Anti-government protesters blocked roads and stormed the international airport in Peru’s second city Arequipa as deadly unrest intensified on Monday.
Supporters of leftist former President Pedro Castillo took to the streets in anger at his impeachment and arrest.
Dina Boluarte, his successor and former deputy, proposed bringing general elections forward by two years to April 2024 in response to the protests.
But Mr Castillo called Ms Boluarte’s plans a “dirty game”.
At least seven people have now died in clashes with the security forces since protests erupted over the impeachment of Mr Castillo last Wednesday.
He was accused of corruption and detained for attempting to dissolve the opposition-controlled Congress, just hours before it was due to vote on his impeachment.
In a handwritten letter that he tweeted on Monday, he called Ms Boluarte a “usurper”, and said he had been “kidnapped” and humiliated.
Supporters of Mr Castillo argue that Ms Boluarte was not elected by the people.
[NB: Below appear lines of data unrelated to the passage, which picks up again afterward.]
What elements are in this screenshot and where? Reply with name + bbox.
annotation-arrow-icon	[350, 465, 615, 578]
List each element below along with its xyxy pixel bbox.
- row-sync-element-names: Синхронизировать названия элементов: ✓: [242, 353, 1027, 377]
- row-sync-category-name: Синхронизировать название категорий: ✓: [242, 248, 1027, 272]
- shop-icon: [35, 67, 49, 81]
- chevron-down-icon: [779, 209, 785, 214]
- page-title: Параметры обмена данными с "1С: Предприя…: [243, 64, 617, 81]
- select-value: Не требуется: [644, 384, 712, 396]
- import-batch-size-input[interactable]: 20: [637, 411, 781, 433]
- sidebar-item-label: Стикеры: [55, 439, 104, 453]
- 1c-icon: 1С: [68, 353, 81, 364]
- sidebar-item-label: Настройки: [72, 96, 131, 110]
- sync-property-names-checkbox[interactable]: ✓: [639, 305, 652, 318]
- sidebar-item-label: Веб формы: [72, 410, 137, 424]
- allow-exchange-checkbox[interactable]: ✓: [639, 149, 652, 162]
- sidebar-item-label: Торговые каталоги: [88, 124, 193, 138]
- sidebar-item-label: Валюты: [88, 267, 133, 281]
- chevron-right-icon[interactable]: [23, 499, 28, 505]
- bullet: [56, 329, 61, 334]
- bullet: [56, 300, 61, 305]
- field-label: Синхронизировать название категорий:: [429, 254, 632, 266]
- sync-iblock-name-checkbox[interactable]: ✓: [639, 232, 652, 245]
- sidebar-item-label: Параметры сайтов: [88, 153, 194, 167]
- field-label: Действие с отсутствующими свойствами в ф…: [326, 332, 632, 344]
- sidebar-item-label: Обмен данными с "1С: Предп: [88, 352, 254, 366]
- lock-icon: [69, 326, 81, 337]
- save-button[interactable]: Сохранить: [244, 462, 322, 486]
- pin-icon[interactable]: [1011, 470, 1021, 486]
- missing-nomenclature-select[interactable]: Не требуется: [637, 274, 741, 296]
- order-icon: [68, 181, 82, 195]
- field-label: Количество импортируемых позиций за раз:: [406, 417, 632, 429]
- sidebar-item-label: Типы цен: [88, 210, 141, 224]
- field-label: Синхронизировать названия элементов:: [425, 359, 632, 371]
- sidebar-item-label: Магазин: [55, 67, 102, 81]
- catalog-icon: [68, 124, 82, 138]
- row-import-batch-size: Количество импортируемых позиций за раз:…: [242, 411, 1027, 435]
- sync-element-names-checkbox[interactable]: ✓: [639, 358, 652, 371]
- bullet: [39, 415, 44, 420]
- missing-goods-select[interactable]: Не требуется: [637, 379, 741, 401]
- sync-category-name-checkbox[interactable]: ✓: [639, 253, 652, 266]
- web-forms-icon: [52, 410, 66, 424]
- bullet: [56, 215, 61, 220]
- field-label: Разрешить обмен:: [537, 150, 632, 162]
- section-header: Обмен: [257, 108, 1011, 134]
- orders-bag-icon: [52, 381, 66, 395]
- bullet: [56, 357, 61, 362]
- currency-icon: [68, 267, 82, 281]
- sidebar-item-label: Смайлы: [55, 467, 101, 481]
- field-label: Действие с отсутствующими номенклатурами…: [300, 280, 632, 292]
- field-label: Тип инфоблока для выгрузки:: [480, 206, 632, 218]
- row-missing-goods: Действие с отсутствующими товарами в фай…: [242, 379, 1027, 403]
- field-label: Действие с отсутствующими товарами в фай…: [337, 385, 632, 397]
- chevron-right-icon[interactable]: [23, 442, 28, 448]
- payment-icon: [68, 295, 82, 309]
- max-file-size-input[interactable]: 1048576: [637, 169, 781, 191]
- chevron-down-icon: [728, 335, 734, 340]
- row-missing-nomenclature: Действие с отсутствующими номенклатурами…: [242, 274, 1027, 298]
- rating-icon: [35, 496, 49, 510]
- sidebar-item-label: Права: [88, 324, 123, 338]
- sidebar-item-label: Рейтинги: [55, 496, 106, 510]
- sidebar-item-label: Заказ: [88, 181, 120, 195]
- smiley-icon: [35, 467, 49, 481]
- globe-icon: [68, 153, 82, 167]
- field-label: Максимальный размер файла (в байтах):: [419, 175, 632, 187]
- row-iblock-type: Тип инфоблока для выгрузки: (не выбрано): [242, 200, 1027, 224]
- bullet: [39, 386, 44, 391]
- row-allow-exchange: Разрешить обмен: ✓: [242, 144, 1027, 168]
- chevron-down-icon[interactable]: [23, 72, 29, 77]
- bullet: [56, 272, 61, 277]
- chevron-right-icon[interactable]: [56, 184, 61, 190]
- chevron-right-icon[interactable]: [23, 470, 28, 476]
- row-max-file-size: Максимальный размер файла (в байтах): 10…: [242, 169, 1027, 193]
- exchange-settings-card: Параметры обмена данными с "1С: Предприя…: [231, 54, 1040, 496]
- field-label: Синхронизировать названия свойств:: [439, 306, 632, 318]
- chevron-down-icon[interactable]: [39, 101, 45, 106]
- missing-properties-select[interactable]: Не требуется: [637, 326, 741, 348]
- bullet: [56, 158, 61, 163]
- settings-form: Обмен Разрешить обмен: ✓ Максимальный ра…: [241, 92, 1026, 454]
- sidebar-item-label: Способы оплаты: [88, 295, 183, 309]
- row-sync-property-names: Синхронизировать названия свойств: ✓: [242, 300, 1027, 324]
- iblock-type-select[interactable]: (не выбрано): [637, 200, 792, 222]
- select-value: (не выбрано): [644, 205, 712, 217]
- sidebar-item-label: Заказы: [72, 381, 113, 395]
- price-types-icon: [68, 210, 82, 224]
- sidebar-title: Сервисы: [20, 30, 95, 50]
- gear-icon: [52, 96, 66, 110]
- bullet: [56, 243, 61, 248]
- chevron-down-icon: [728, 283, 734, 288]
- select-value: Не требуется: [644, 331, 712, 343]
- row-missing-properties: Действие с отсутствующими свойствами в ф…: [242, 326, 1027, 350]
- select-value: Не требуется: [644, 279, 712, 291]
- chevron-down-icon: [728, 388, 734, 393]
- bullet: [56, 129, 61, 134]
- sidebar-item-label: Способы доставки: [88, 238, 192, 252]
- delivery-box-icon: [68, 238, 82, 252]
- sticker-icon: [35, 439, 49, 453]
They are demanding that Peru hold new elections, with some also calling for Congress to be shut down and Mr Castillo released.
Protesters blocked roads and set fire to vehicles on Monday, and an estimated 2,000 stormed the airport in the southern city of Arequipa, blocking the runway and forcing flights to be suspended for several hours. Police finally dispersed them with tear gas.
In a televised address to the nation earlier in the day, Ms Boluarte – the first woman to lead Peru – said she would submit a bill to Congress to hold elections in April 2024, instead of April 2026.
Ms Boluarte said she would also propose constitutional reforms to achieve “a more efficient, transparent and participatory system of government”, but did not go into detail about those reforms.
The move represents an about-turn. Ms Boluarte, who was sworn in as president on Wednesday, said on taking office that she would serve out the remainder of Mr Castillo’s five-year term in office in full.
Last week a court ordered that Mr Castillo be held in preliminary detention for seven days while an investigation is carried out into whether he should be charged with rebellion.
How Ms Boluarte deals with the protests is seen as a key test for her presidency and whether she will be able to hold on to power until April 2024.
Peru’s politics have suffered from instability for years, with the legislature and executive almost constantly at loggerheads.
Ms Boluarte is the sixth president to hold power in as many years.